How to crawl recursively in Colly?

52 Views Asked by At

I am trying to implement a crawler in Colly, which can crawl several articles from a news source. I have given two start URLs. The behaviour I want is that thorugh pagination and outlinks, Colly would keep crawling for webpages (potentially infinitely long).

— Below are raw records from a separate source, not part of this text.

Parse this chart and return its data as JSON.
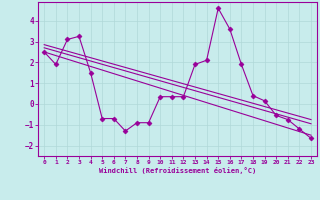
{
  "background_color": "#c8ecec",
  "grid_color": "#b0d8d8",
  "line_color": "#990099",
  "marker_color": "#990099",
  "xlabel": "Windchill (Refroidissement éolien,°C)",
  "xlim": [
    -0.5,
    23.5
  ],
  "ylim": [
    -2.5,
    4.9
  ],
  "yticks": [
    -2,
    -1,
    0,
    1,
    2,
    3,
    4
  ],
  "xticks": [
    0,
    1,
    2,
    3,
    4,
    5,
    6,
    7,
    8,
    9,
    10,
    11,
    12,
    13,
    14,
    15,
    16,
    17,
    18,
    19,
    20,
    21,
    22,
    23
  ],
  "series1": {
    "x": [
      0,
      1,
      2,
      3,
      4,
      5,
      6,
      7,
      8,
      9,
      10,
      11,
      12,
      13,
      14,
      15,
      16,
      17,
      18,
      19,
      20,
      21,
      22,
      23
    ],
    "y": [
      2.5,
      1.9,
      3.1,
      3.25,
      1.5,
      -0.7,
      -0.7,
      -1.3,
      -0.9,
      -0.9,
      0.35,
      0.35,
      0.35,
      1.9,
      2.1,
      4.6,
      3.6,
      1.9,
      0.4,
      0.15,
      -0.55,
      -0.75,
      -1.2,
      -1.65
    ]
  },
  "series2": {
    "x": [
      0,
      23
    ],
    "y": [
      2.85,
      -0.75
    ]
  },
  "series3": {
    "x": [
      0,
      23
    ],
    "y": [
      2.7,
      -0.95
    ]
  },
  "series4": {
    "x": [
      0,
      23
    ],
    "y": [
      2.5,
      -1.5
    ]
  }
}
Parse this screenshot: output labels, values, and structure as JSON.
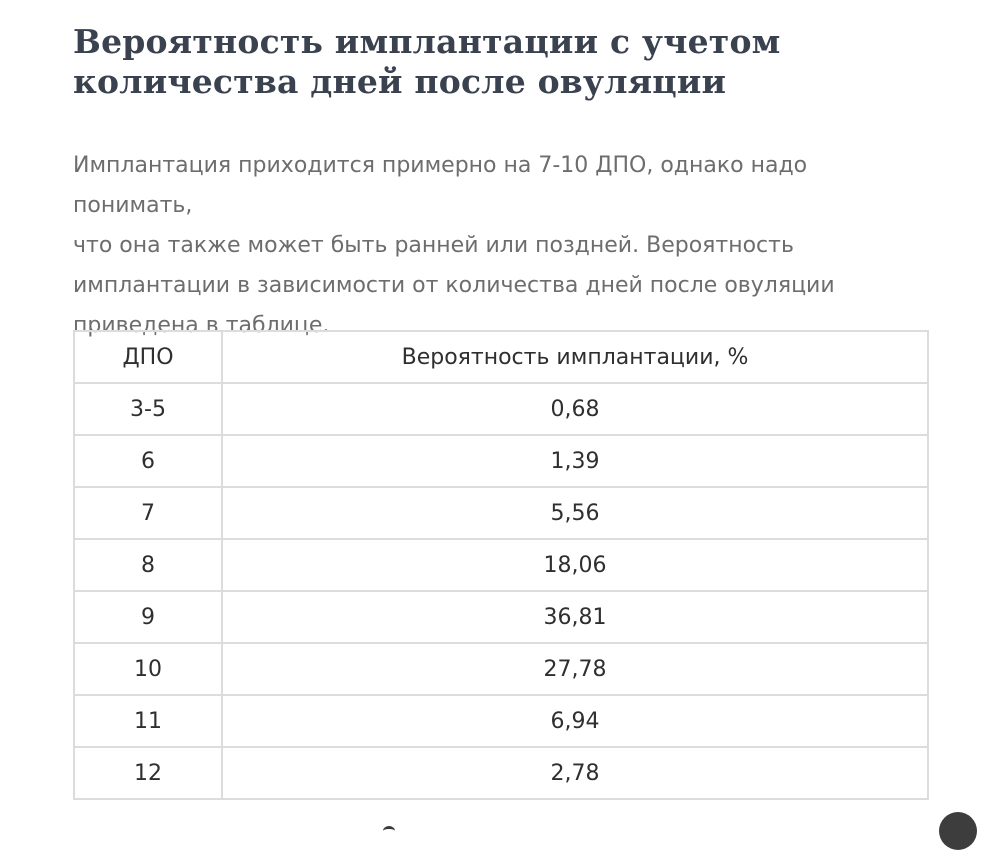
{
  "article": {
    "title_line1": "Вероятность имплантации с учетом",
    "title_line2": "количества дней после овуляции",
    "intro_line1": "Имплантация приходится примерно на 7-10 ДПО, однако надо понимать,",
    "intro_line2": "что она также может быть ранней или поздней. Вероятность",
    "intro_line3": "имплантации в зависимости от количества дней после овуляции",
    "intro_line4": "приведена в таблице."
  },
  "table": {
    "headers": [
      "ДПО",
      "Вероятность имплантации, %"
    ],
    "rows": [
      [
        "3-5",
        "0,68"
      ],
      [
        "6",
        "1,39"
      ],
      [
        "7",
        "5,56"
      ],
      [
        "8",
        "18,06"
      ],
      [
        "9",
        "36,81"
      ],
      [
        "10",
        "27,78"
      ],
      [
        "11",
        "6,94"
      ],
      [
        "12",
        "2,78"
      ]
    ]
  },
  "colors": {
    "title": "#3a4250",
    "body_text": "#6d6d6d",
    "table_text": "#2f2f2f",
    "table_border": "#dcdcdc",
    "fab": "#3d3d3d"
  }
}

However, the behaviour I am observing is that Colly stops its visiting process one level after. This is observed by the fact that Colly does not paginate beyond one page. I am certain the links, XPATH, etc is accurate. I also specified max depth as 10 while initializing the collector object, but it doesn't seem to work as expected.

Here is my code:

package main

import (
    "fmt"

    "github.com/gocolly/colly/v2"
)

func main() {
    // Instantiate default collector

    c := colly.NewCollector(
        // Using IndonesiaX as sample
        colly.AllowedDomains("www.zerohedge.com"),

        // Cache responses to prevent multiple download of pages
        // even if the collector is restarted
        colly.CacheDir("./cache"),
        colly.MaxDepth(10),
        colly.Async(true),
    )

    // On every a element which has href attribute call callback
    c.OnXML("//h2[contains(@class,'Article_title')]//a[@href]", func(e *colly.XMLElement) {
        link := e.Attr("href")
        // fmt.Println(link)
        // start scraping the page under the link found
        e.Request.Visit(link)
    })

    c.OnXML("//div[contains(@class, 'SimplePaginator')]//a[@href]", func(e *colly.XMLElement) {
        link := e.Attr("href")
        // fmt.Println(link)
        // start scraping the page under the link found
        e.Request.Visit(link)
    })

    c.OnXML("//header[contains(@class, 'ArticleFull')]//h1/text()", func(e *colly.XMLElement) {
        // fmt.Println(e.Text)
        // start scraping the page under the link found
    })

    c.OnRequest(func(r *colly.Request) {
        fmt.Println("Visiting", r.URL.String())
        r.Visit(r.URL.String())
    })

    c.Visit("https://www.zerohedge.com/covid-19")
    c.Visit("https://www.zerohedge.com/medical")

    c.Wait()
}

Any help in this would be appreciated.

1

There are 1 best solutions below

0
namefree nargrom On

After a bit of investigation. I found out that the element SimplePaginator does not allways exist. The website is doing some trickries to stop crawllers.